I seem to post here a lot about the synopsis. There's good reason for this. Authors are frequently called upon to reduce their 60,000-odd word novel to a page, a paragraph, even a pithy statement.
My pithy statement for this book? Bad TV talent shows and narcolepsy, together at last.
So it is I've been asked to write yet another synopsis for my novel None of the Other Flies Follow My Crooked Lines. It's probably my third or fourth attempt at this and it's never an easy task. Hell, it took me nine words to title the damn thing.
The new synopsis comes off the back of some intensive editing, so at least this time I have a strong grasp of what happens when in the story.

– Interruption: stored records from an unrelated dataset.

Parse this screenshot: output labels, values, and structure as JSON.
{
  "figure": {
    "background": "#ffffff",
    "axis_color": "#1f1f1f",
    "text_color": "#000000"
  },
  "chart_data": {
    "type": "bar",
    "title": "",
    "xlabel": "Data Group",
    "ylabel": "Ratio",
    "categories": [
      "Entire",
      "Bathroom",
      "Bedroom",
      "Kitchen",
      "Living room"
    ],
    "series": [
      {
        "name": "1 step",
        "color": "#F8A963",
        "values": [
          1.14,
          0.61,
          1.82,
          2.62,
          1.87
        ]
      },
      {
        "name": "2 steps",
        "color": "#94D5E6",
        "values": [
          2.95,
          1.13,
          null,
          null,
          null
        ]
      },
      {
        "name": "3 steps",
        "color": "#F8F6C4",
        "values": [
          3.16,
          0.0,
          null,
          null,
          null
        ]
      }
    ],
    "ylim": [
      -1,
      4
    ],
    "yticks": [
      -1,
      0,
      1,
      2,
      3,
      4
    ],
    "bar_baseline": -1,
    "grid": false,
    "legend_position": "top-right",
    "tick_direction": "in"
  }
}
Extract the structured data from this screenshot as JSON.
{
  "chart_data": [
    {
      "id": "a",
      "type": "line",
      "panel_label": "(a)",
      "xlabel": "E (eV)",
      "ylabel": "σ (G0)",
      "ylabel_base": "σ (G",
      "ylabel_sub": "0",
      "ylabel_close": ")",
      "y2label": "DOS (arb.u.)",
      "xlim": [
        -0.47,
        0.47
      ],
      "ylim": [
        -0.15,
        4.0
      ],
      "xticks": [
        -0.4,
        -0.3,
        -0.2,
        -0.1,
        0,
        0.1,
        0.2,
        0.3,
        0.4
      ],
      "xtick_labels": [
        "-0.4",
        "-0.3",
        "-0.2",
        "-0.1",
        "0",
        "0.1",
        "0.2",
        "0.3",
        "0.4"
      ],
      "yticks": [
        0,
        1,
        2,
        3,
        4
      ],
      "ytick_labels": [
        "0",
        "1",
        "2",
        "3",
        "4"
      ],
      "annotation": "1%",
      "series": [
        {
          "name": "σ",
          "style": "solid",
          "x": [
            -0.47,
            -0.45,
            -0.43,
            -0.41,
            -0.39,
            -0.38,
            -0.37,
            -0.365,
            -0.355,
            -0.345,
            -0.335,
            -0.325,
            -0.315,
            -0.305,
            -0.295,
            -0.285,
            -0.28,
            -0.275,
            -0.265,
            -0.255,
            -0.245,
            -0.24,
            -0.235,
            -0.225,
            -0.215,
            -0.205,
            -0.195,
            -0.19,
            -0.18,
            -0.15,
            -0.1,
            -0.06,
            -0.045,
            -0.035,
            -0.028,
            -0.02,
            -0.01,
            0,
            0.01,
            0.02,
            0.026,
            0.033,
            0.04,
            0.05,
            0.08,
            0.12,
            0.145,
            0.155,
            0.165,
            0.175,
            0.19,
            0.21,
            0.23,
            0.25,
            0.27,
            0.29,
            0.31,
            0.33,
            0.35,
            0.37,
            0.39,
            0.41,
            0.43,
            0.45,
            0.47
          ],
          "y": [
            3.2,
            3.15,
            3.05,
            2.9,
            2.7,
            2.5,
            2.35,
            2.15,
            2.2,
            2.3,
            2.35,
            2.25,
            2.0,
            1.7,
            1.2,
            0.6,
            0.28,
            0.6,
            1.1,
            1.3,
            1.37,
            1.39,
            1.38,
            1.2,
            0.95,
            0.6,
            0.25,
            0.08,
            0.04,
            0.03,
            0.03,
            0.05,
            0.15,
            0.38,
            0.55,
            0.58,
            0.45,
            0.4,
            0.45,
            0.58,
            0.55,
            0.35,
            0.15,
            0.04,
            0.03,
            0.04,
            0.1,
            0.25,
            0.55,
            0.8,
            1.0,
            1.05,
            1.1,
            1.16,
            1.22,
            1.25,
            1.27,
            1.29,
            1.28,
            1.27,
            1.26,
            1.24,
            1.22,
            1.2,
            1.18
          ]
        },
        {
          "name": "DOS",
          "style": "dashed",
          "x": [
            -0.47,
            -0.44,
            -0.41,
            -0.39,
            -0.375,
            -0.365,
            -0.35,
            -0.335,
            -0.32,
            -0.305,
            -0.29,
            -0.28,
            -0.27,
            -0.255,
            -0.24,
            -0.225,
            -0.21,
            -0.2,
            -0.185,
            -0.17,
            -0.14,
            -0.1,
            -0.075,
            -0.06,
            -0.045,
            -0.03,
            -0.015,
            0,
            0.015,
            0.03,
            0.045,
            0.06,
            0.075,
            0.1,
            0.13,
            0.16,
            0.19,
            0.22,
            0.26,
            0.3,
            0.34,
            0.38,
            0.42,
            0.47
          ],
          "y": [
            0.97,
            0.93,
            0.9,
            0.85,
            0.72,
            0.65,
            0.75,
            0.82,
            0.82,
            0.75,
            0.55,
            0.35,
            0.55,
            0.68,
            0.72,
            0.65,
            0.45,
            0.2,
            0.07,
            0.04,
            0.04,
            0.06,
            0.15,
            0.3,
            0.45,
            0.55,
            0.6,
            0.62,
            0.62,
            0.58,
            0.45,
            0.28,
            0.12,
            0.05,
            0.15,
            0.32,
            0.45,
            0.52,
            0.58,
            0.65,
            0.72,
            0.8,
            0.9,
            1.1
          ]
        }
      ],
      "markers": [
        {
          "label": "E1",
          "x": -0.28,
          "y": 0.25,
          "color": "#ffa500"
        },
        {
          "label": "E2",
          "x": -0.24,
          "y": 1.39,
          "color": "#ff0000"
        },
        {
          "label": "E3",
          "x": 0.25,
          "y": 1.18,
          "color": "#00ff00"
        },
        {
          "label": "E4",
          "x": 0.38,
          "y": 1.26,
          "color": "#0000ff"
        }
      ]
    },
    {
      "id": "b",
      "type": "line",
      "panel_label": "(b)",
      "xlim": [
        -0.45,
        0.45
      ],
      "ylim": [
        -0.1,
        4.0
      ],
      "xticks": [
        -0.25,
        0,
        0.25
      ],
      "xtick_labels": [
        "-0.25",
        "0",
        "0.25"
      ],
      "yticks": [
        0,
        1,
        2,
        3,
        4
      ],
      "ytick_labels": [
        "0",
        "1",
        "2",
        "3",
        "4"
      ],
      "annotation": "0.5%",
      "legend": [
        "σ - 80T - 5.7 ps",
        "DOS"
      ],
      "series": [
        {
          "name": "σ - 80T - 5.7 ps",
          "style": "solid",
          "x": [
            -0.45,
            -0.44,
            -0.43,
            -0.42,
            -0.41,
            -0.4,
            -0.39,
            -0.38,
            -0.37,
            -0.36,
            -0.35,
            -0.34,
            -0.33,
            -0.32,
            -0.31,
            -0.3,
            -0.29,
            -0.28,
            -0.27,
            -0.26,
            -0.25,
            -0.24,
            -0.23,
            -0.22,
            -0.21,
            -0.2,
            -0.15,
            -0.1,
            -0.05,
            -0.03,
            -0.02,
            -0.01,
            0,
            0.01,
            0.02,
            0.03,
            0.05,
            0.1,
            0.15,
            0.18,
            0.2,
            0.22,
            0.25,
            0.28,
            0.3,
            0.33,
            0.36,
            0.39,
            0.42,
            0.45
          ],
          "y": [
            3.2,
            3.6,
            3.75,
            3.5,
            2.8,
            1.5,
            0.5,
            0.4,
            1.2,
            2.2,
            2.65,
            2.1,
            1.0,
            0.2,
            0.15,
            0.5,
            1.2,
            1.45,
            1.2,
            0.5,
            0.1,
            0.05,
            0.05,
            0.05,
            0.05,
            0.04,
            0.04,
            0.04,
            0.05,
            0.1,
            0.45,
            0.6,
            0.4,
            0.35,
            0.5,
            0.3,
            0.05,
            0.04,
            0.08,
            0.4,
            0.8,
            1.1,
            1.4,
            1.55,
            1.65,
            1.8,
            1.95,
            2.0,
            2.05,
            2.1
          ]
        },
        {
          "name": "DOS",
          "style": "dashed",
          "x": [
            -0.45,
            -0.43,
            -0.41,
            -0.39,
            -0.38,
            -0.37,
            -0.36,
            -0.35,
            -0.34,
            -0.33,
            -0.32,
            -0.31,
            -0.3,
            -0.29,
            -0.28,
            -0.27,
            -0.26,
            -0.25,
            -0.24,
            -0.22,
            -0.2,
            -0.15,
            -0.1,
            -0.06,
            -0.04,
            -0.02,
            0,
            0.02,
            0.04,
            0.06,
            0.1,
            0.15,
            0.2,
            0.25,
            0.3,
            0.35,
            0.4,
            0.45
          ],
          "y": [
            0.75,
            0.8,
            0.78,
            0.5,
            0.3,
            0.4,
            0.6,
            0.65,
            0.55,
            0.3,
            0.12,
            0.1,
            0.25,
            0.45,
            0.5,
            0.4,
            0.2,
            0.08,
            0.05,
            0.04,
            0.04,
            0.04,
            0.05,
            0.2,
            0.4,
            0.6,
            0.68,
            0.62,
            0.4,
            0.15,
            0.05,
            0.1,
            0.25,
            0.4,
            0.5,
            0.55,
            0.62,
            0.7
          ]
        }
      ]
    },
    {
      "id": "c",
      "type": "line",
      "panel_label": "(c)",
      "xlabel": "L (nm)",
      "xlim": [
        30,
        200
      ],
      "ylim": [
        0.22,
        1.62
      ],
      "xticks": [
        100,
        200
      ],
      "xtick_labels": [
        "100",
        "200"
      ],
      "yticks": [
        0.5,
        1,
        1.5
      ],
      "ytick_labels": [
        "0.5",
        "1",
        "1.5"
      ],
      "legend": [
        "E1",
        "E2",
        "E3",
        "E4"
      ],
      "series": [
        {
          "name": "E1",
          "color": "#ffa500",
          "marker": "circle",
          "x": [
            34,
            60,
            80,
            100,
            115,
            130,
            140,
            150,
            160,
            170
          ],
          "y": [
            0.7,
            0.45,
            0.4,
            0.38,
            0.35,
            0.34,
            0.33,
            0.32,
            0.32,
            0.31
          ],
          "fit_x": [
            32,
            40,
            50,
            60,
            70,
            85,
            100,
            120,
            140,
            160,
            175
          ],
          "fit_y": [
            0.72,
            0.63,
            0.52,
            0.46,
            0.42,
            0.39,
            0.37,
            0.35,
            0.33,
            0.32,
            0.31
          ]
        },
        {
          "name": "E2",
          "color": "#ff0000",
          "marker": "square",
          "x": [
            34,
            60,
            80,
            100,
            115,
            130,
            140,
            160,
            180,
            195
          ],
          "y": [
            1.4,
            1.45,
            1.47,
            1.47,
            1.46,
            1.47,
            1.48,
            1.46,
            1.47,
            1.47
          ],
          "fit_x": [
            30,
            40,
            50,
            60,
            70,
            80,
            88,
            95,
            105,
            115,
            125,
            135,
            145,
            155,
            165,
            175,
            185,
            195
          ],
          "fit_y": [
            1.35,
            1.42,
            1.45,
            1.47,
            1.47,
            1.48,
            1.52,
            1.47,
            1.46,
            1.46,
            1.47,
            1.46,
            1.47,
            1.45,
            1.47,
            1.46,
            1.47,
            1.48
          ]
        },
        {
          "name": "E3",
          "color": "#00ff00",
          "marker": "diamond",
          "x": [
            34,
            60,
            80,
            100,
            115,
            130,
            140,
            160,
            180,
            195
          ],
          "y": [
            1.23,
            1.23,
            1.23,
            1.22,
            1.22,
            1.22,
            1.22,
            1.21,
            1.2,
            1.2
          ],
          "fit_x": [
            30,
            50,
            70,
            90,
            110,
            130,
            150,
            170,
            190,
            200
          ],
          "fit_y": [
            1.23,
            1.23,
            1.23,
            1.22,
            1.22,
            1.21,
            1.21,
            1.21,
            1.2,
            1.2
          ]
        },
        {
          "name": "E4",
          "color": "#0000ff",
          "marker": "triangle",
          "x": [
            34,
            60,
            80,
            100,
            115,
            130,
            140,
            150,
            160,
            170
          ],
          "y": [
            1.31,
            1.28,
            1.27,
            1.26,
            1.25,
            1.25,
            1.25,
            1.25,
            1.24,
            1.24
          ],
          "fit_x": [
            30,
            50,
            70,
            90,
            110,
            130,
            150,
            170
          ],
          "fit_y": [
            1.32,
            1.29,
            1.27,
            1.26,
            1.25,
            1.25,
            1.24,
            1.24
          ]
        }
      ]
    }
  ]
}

My personal problem with synopses is that I lapse into a prose style I would never contemplate in the story itself. I launch into breathless sentences full of clauses and subclauses. TO be honest, I don't know how else to do it. At some point you need to explain that Bunny is Liberty's mother and that Richo is the host of the television show, otherwise the reader of the synopsis has no idea what you're talking about.
I also tend to pose questions:
What went so wrong? Did Liberty really disappear or is this just another ratings stunt?And how can you trust your own story when the already blurred border between waking and dreaming states evaporates entirely?
It's hokey, but, again, I don't know how else to condense the tension of a novel into such a small space.
As a novelist, I really shouldn't complain. Scriptwriters are required to do this kind of summary on stuff they haven't yet finished, and they have to pitch stuff in person. At least we get to hide behind letters and emails.